How about Python 2.7

It is not a stdlib module in Python 2.7. You’ll have to patch and compile Python 2.7 to use the 3rd party pytracemalloc module. It is easier than it sounds. I use Python 2.7.8 here, but you could simply change it to 2.7.9 or something else.

sudo mkdir /opt/tracemalloc
sudo chown $USER: /opt/tracemalloc
cd /opt/tracemalloc
wget http://www.python.org/ftp/python/2.7.8/Python-2.7.8.tgz
wget https://pypi.python.org/packages/source/p/pytracemalloc/pytracemalloc-1.2.tar.gz
tar -xf Python-2.7.8.tgz
tar -xf pytracemalloc-1.2.tar.gz
cd Python-2.7.8
patch -p1 < ../pytracemalloc-1.2/patches/2.7/pep445.patch
./configure --enable-unicode=ucs4 --prefix=/opt/tracemalloc/py27
make install

There you have a patched Python compiled. But pip is not installed with Python, so you’ll have to get it like this.

mkdir /opt/tracemalloc/pip
cd /opt/tracemalloc/pip
wget https://bootstrap.pypa.io/get-pip.py
/opt/tracemalloc/py27/bin/python2.7 get-pip.py

Then we’ll create a virtualenv in the project directory. (I use the system virtualenv here, but you can install a new virtualenv with the new pip if you like.)

cd ~/project
virtualenv -p /opt/tracemalloc/py27/bin/python venv
. venv/bin/activate

Don’t forget to install pytracemalloc in the virtualenv.

cd /opt/tracemalloc/pytracemalloc-1.2
python setup.py install

Now in your code:

import tracemalloc
tracemalloc.start(25)  # 25 is the number of frames in traceback

# allocate some memory
x = range(10000)

snapshot = tracemalloc.take_snapshot()

# for line numbers
top_stats = snapshot.statistics('lineno')

print("[ Top 10 ]")
for stat in top_stats[:10]:
    print(stat)

# for traceback
top_stats = snapshot.statistics('traceback')

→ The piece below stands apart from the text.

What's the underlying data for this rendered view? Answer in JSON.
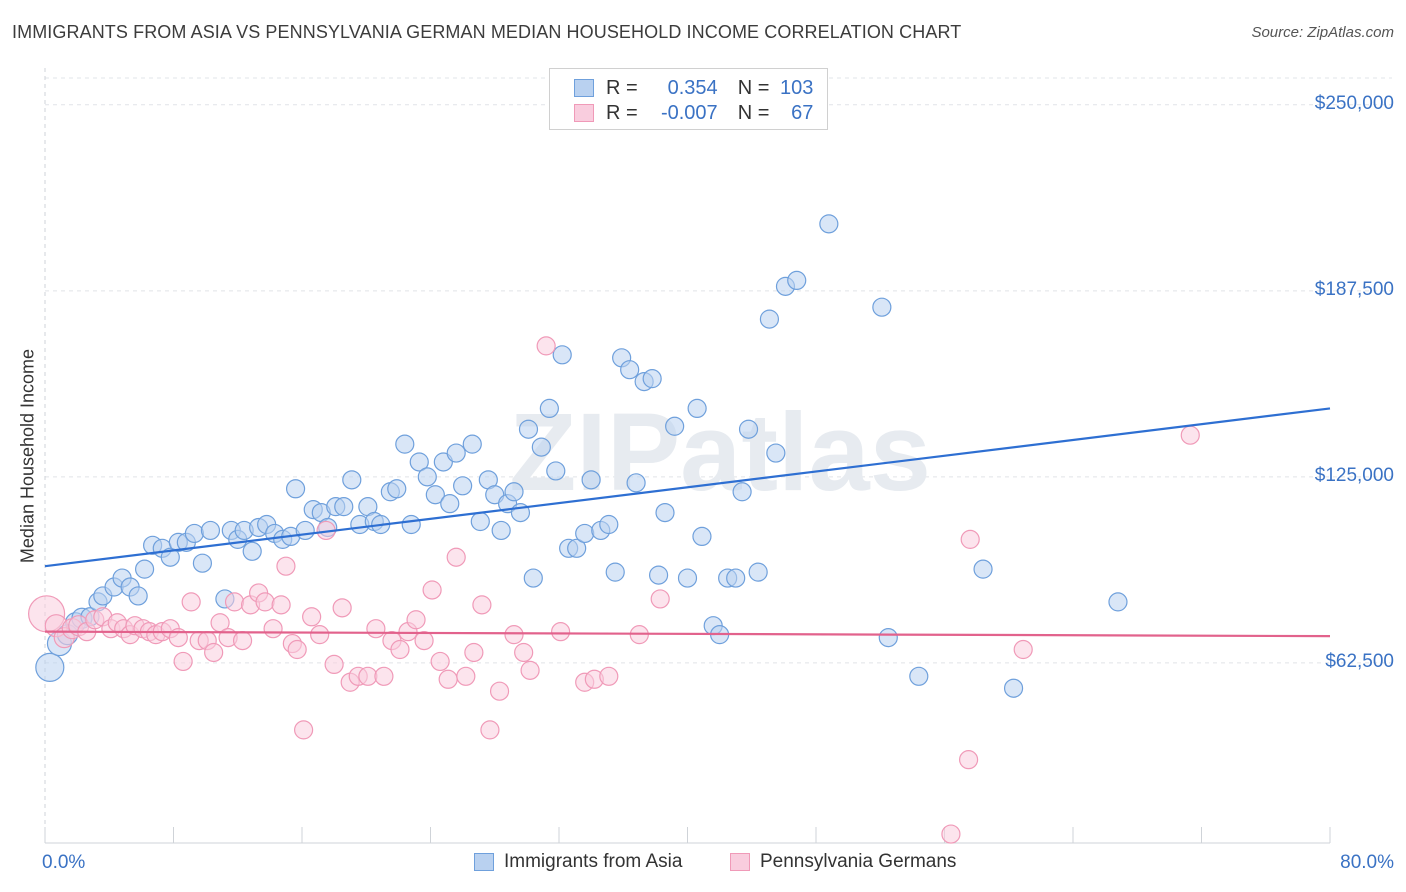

# pick the biggest memory block
stat = top_stats[0]
print("%s memory blocks: %.1f KiB" % (stat.count, stat.size / 1024))
for line in stat.traceback.format():
    print(line)

Summary

tracemalloc is a really nice tool to pinpoint the source of memory issues in a Python application. In Python 2.7, we can do it with pytracemalloc and a patched version of Python. Although patching and compiling Python sounds tedious, it may eventually save you time by skipping the guesswork required with conventional Python 2.7 memory profiling tools.